Management of Fibromuscular Dysplasia (FMD)
For patients with fibromuscular dysplasia, management should focus on antiplatelet therapy for all patients, annual imaging surveillance, and reserving revascularization only for symptomatic patients with cerebral ischemic symptoms related to the affected artery. 1, 2
Overview and Diagnosis
Fibromuscular dysplasia (FMD) is a nonatherosclerotic, noninflammatory vascular disease that primarily affects medium-sized arteries, most commonly the renal and carotid arteries.

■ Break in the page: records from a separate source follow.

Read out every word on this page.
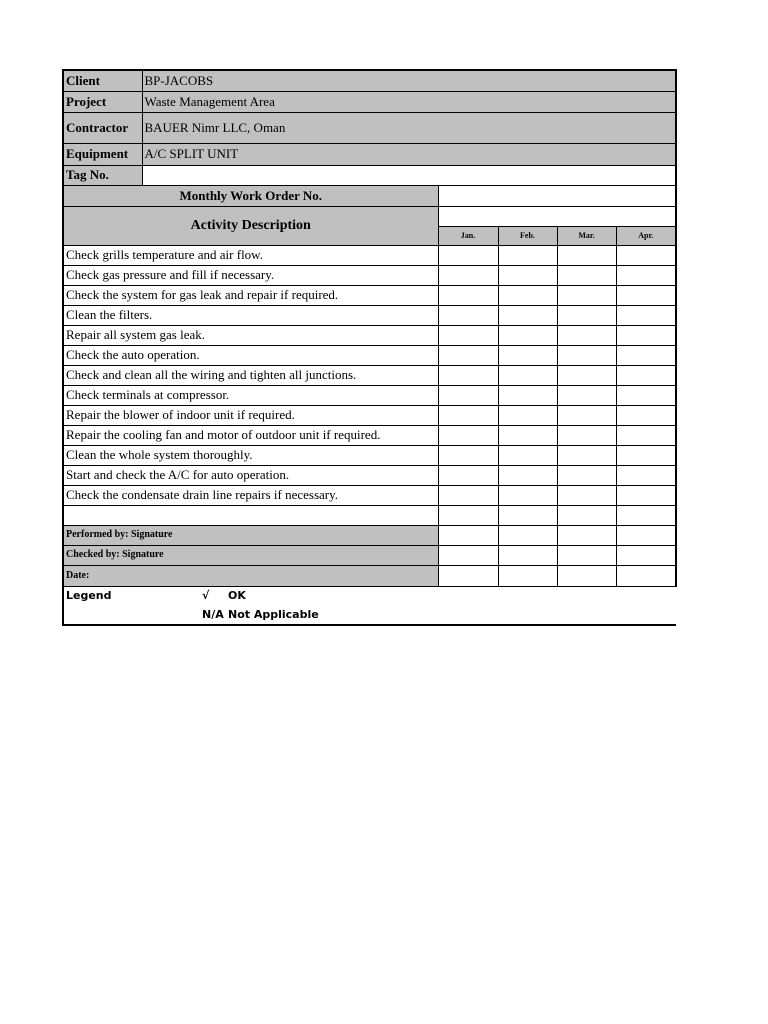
Client	BP-JACOBS				
Project	Waste Management Area				
Contractor	BAUER Nimr LLC, Oman				
Equipment	A/C SPLIT UNIT				
Tag No.					
Monthly Work Order No.					
Activity Description					
		Jan.	Feb.	Mar.	Apr.
Check grills temperature and air flow.					
Check gas pressure and fill if necessary.					
Check the system for gas leak and repair if required.					
Clean the filters.					
Repair all system gas leak.					
Check the auto operation.					
Check and clean all the wiring and tighten all junctions.					
Check terminals at compressor.					
Repair the blower of indoor unit if required.					
Repair the cooling fan and motor of outdoor unit if required.					
Clean the whole system thoroughly.					
Start and check the A/C for auto operation.					
Check the condensate drain line repairs if necessary.					

Performed by: Signature					
Checked by: Signature					
Date:					
Legend	√ OK				
	N/A Not Applicable				
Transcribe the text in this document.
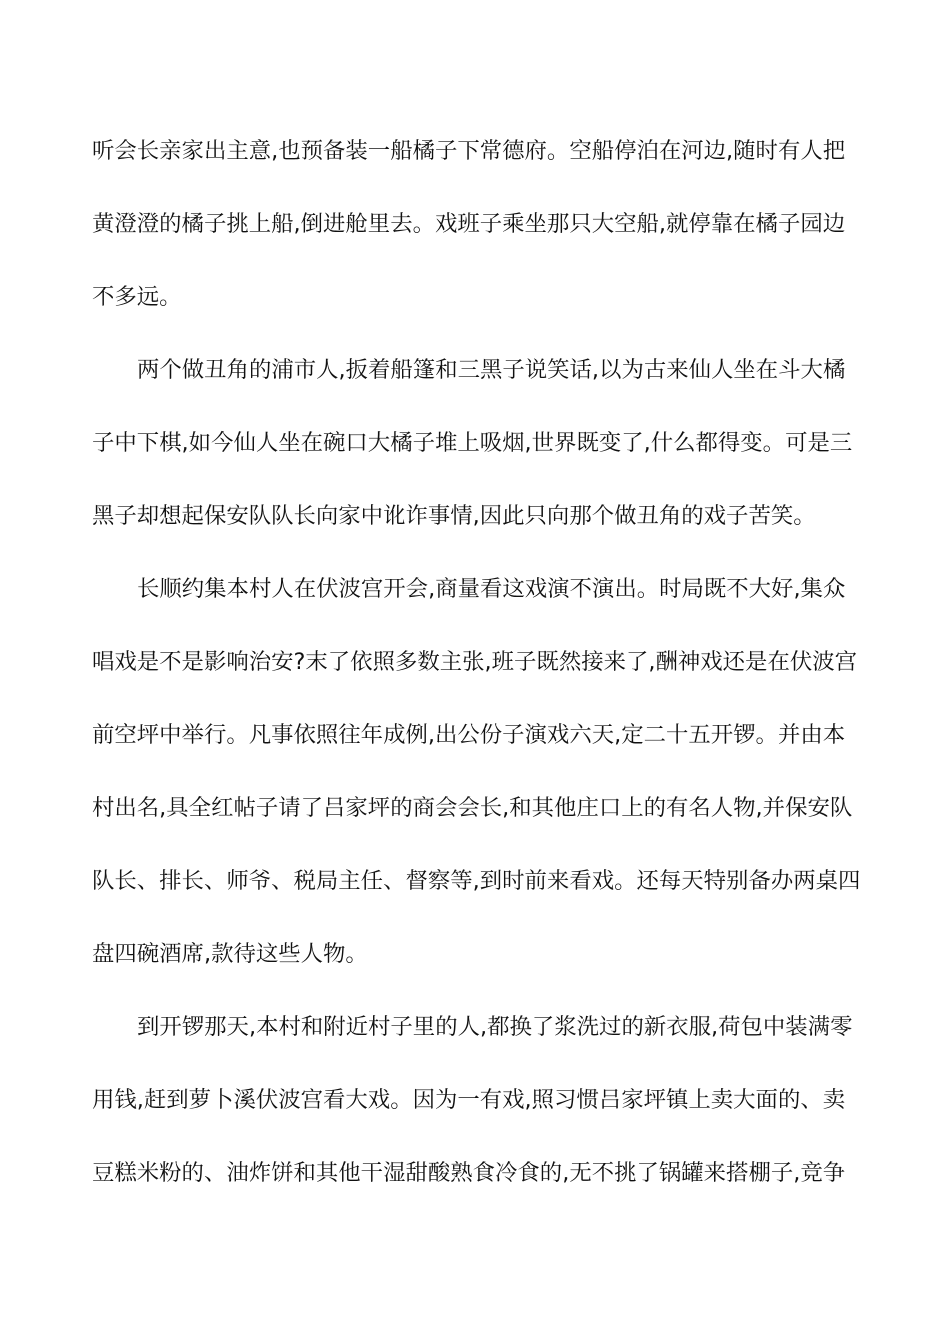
听会长亲家出主意,也预备装一船橘子下常德府。空船停泊在河边,随时有人把
黄澄澄的橘子挑上船,倒进舱里去。戏班子乘坐那只大空船,就停靠在橘子园边
不多远。
两个做丑角的浦市人,扳着船篷和三黑子说笑话,以为古来仙人坐在斗大橘
子中下棋,如今仙人坐在碗口大橘子堆上吸烟,世界既变了,什么都得变。可是三
黑子却想起保安队队长向家中讹诈事情,因此只向那个做丑角的戏子苦笑。
长顺约集本村人在伏波宫开会,商量看这戏演不演出。时局既不大好,集众
唱戏是不是影响治安?末了依照多数主张,班子既然接来了,酬神戏还是在伏波宫
前空坪中举行。凡事依照往年成例,出公份子演戏六天,定二十五开锣。并由本
村出名,具全红帖子请了吕家坪的商会会长,和其他庄口上的有名人物,并保安队
队长、排长、师爷、税局主任、督察等,到时前来看戏。还每天特别备办两桌四
盘四碗酒席,款待这些人物。
到开锣那天,本村和附近村子里的人,都换了浆洗过的新衣服,荷包中装满零
用钱,赶到萝卜溪伏波宫看大戏。因为一有戏,照习惯吕家坪镇上卖大面的、卖
豆糕米粉的、油炸饼和其他干湿甜酸熟食冷食的,无不挑了锅罐来搭棚子,竞争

It is characterized by abnormal cell development in the arterial wall leading to stenosis, aneurysms, or dissections.
Diagnostic Approach:
- Initial screening: Duplex ultrasonography (Class I recommendation, Level of Evidence B) 2
- Advanced imaging: CTA (highest sensitivity at 84.2%) or MRA (sensitivity 62.5%) 2
- Gold standard: Catheter angiography when noninvasive tests are inconclusive or intervention is planned 2
Management Algorithm
1. Medical Management
Antiplatelet therapy: Recommended for all patients with FMD to prevent thromboembolism 1, 2
- Aspirin (75-325 mg daily) is commonly used
- Optimal drug and dosing regimen have not been definitively established
Blood pressure control: Essential for hypertensive patients 2
- For renovascular hypertension due to FMD, medical therapy should be the first-line approach 1
2. Surveillance
- Annual noninvasive imaging is reasonable initially to detect changes in disease extent or severity 1, 2
- Studies may be repeated less frequently once stability has been confirmed
- Comprehensive evaluation should consider multiple vascular beds, as FMD can affect multiple arterial territories 2
3. Revascularization
For symptomatic carotid FMD:
- Carotid angioplasty with or without stenting is reasonable for patients with retinal or hemispheric cerebral ischemic symptoms related to FMD of the ipsilateral carotid artery (Class IIa, Level of Evidence C) 1
For renovascular FMD:
- Percutaneous transluminal renal angioplasty (PTRA) without stenting should be considered for patients with hypertension and hemodynamically significant renal artery stenosis due to FMD (Class IIa, Level of Evidence C) 1
- PTRA can restore renal perfusion pressure and lower blood pressure
For asymptomatic FMD:
- Revascularization is NOT recommended for patients with asymptomatic FMD of a carotid artery, regardless of the severity of stenosis (Class III: No Benefit, Level of Evidence C) 1
Special Considerations
Complications to Monitor
- Arterial dissection: Affects approximately 12% of FMD patients 2
- Stroke: Affects approximately 9.8% of FMD patients 2
- Aneurysm formation: Common complication requiring surveillance 2
Multivascular Involvement
- FMD should be considered a systemic disease affecting multiple vascular beds 1
- Evaluate for involvement of carotid, coronary, and other major arteries, as this may lead to dissection if blood pressure is not controlled 1
Pitfalls and Caveats
Don't miss multivascular involvement: FMD often affects multiple arterial beds simultaneously, requiring comprehensive vascular evaluation beyond the initially identified site 2
Avoid unnecessary revascularization: Intervention is not beneficial for asymptomatic patients, regardless of stenosis severity 1
Recognize atypical presentations: FMD can present with headache, pulsatile tinnitus ("swishing" sound in ears), or be discovered incidentally 3
Consider FMD in young hypertensive patients: FMD should be in the differential diagnosis for patients aged ≤35 years with new-onset hypertension 3
Distinguish from atherosclerosis: FMD has distinct angiographic patterns (string of beads in medial fibroplasia or focal stenosis in intimal fibroplasia) that differ from atherosclerotic disease 1, 3
By following this evidence-based approach to FMD management, clinicians can optimize outcomes while avoiding unnecessary interventions in asymptomatic patients.